Do Good Be Good
You are reading this because you think you will get to know something by reading this that you did not earlier. I am writing this because I think I will get to know something about myself by writing this that I did not know earlier and that if people read this, that must be good for me, somehow.
Every active action that we do, we do it because it good for us.
Assuming this is true, all of us could potentially be, what is usually called, selfish. Humor me, whilst I list down some cases:
You go to the gym because you want to look good. Or you want to stay fit, so that you live longer. Or just feel stronger. Or maybe you go to the gym simply because you particularly like that one person who comes around at the same time you do. In the last case, you’re more closer to your basic desires than in other cases.

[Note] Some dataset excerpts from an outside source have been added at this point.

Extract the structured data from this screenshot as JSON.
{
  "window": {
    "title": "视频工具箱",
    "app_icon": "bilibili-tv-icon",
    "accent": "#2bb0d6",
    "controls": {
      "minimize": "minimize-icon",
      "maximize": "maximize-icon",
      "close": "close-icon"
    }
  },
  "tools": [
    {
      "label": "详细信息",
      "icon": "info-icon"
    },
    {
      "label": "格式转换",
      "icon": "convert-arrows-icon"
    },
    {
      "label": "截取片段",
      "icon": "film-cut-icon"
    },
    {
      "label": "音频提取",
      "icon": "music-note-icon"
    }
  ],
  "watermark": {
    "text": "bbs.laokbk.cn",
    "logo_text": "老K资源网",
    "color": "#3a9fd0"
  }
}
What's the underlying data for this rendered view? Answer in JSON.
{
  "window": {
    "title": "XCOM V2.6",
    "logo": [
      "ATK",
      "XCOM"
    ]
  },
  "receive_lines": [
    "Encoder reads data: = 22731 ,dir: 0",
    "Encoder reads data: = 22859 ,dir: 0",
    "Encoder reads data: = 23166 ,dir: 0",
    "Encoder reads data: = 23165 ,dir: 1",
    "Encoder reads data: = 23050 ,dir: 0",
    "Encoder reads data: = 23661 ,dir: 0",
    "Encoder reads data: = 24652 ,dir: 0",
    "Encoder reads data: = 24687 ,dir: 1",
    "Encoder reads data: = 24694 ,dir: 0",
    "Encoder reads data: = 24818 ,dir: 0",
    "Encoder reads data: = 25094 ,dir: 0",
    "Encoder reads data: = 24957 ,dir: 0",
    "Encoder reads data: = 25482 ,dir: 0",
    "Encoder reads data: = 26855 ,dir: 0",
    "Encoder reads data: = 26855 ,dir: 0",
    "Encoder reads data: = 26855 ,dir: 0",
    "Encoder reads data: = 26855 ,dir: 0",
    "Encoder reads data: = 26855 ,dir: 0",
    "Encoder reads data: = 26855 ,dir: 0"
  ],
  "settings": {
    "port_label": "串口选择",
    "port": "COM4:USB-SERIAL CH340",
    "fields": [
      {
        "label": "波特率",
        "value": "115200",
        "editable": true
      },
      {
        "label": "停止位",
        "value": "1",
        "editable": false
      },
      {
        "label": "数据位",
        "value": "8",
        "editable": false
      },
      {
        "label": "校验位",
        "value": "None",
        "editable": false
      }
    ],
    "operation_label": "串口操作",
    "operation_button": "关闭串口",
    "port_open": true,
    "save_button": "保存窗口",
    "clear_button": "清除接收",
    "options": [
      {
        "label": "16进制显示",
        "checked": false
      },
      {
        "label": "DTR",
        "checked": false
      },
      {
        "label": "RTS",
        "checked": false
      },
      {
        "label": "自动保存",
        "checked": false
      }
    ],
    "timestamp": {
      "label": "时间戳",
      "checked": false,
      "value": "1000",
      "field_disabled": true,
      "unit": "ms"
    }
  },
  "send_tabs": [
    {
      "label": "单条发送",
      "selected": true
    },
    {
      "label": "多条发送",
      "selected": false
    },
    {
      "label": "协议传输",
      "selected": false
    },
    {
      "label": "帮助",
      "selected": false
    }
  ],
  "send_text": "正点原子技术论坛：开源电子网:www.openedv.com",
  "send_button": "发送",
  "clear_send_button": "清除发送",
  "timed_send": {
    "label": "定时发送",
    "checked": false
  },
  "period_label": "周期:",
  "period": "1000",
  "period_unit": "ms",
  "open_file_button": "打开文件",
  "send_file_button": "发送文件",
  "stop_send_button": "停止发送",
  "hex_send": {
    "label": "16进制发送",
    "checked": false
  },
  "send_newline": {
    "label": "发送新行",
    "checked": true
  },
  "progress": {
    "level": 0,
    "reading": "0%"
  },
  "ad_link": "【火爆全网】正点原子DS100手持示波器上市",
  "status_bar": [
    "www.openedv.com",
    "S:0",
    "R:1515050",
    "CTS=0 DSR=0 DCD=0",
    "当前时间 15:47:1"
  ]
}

You study because you’re being told that learning stuff is important, because you would be graded on your knowledge of stuff throughout the rest of your lives. While that may be true, you also notice how the same people who tell you to study, have reasons for telling you so. If you study and study well, two things will happen: 1. You will be more likely to succeed in life. 2. People who told you the importance of studying will feel a sense of accomplishment for contributing to someone’s life and that, in turn, fuels their idea of how they are a good person who does good things.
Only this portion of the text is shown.